Thursday, December 27, 2012

A slow climb up to a saddle, south of Blood Hill, Ashby/Ashburham

I took a walk on Sunday that was somehow moving, although there was nothing special about the sites I found. I noticed a forest road leading in from the south (see it on the map, starting near the reservoir?) and covering lots of new territory on the southern part of the main hill . My plan was to go north up the road to the first high point, then over the hill into the valley and then up the valley. A very limited experience with explorations in this region north of the Fitchburg Reservoir, suggests that one is best served by exploring ravines, not hilltops. So I wanted to have a thorough look at the headwaters of the brooks in that valley.
Off I went with the usual complaining legs, wondering if I was just getting some exercise or whether I would see any stone structures on the way. I walked and walked, steadily uphill, until I got to the rock piles (at B). I did some tough bushwhacking but there were also a number of forest roads in there and, to my surprise, there is some kind of residual agriculture up on top of those southern hills. I guess the soil up there is decent(?). So, although it was pretty high up, well above Fitchburg and pretty much the middle of nowhere, still there were fresh tire tracks on the road and some reasonably open woods, that may have become wooded only recently. 
The mood gets set by things like this: I saw a large brown rock in the woods and it seemed to be part of a bunch of cobbles.
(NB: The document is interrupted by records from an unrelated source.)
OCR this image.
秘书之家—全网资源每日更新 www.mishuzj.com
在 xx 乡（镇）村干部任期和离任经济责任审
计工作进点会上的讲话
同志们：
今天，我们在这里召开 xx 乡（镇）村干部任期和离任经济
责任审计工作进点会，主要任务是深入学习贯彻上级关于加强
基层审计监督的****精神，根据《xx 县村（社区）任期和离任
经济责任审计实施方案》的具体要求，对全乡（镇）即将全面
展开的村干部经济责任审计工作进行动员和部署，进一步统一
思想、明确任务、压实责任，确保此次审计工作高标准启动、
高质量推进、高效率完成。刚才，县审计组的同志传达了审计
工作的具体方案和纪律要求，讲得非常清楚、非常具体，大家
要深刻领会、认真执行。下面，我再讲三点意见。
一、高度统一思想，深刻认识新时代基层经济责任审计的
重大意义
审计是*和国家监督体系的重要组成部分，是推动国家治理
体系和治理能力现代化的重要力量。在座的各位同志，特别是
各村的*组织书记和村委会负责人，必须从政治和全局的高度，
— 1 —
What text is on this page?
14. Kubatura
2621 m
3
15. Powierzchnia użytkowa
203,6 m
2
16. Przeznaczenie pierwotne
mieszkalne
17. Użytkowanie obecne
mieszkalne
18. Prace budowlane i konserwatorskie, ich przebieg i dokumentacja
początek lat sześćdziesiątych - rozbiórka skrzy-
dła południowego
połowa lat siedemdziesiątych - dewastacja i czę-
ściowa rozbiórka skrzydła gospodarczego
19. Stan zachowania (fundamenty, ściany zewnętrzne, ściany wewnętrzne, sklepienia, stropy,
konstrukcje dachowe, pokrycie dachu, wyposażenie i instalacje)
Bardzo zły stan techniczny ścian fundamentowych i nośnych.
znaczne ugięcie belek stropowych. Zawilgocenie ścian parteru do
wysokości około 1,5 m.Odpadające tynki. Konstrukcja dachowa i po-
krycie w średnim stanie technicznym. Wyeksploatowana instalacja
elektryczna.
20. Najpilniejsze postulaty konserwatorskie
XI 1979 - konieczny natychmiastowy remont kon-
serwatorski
Rock pile hunting instincts made me look more carefully and - hey- that is not a rock!  
I'll spare you a closer look. I kept expecting the deer to look up and run off. But it was dead without any sign of wound. And the rock pile? I am not sure is was man-made. The soil there was almost entirely cobbles, and this was a place of erosion at the top of the valley were a steeper ravine begins. I proceeded, but with a tinge of sadness.
If you look at the topo map you can see the valley surrounded by blue outlines of the small sites I found. Near the top of the valley you can see there is more than one brook coming down from different parts of the hill. Up near A is where I saw the large "water work" and instead of heading back there, I wanted to go up towards the other saddle, following the western fork of the brook. So I got into the land between the brooks and then continued uphill, sweeping back and forth until, as I say, I got to the rock piles at B:
I think these are pretty similar to what we saw in Billerica (see the last pictures here) having attributes of somewhat even spacing and some of the piles suggesting little niches. Under these circumstances, these days when I see such things, I always go looking for a larger mound with a hollow. I found none here.
Here is one of the nicest "niches" I saw up there:
Note the large quartz cobble in the middle. Here is another view:
Otherwise, nothing too film-worthy. The piles were old; some of them poking out of the Juniper bushes:
It has been a long time since anyone was up here, paying any attention to this.
I could see the higher slopes above and the stone walls climbing up there and felt a pull to go higher up the hill. But I was confident the action was down here in the ravine. So instead I used my energy to go over the saddle and start down the northwestern side. I am telling myself the "hint for rock pile hunters: if you find something in a ravine, find the mirror opposite position on the other side down, and look there as well"...and how I need to have the strength of my convictions. Honestly I was on my last step in that direction, having met the needs for thoroughness when I spot another rock pile downhill. I was almost disappointed because my legs were hurting:
And, poking around, this led to another small cluster of rock piles (at C) around a spring fed seep, the beginning of the next brook over there.
That was that and I started back down. I stayed on the forest road for a while and came on a parked car (?) and quickly backtracked into the woods. Here, at D, was the only larger mound I saw all day. Unfortunately covered with dead trees:
There were also a couple of small outlier piles.
After that, my main goal was to get back down to my car with as little work as possible. I stayed to the forest roads while I could but eventually cut back into the woods. Saw another little cluster there (4th site of the day, at E):
Something about those high valleys with their fields gone back to woods, with their dead deer and forgotten rock piles.

1 comment :

Chris Pittman said...

Grim find. Neat photos that I think capture the mood you describe.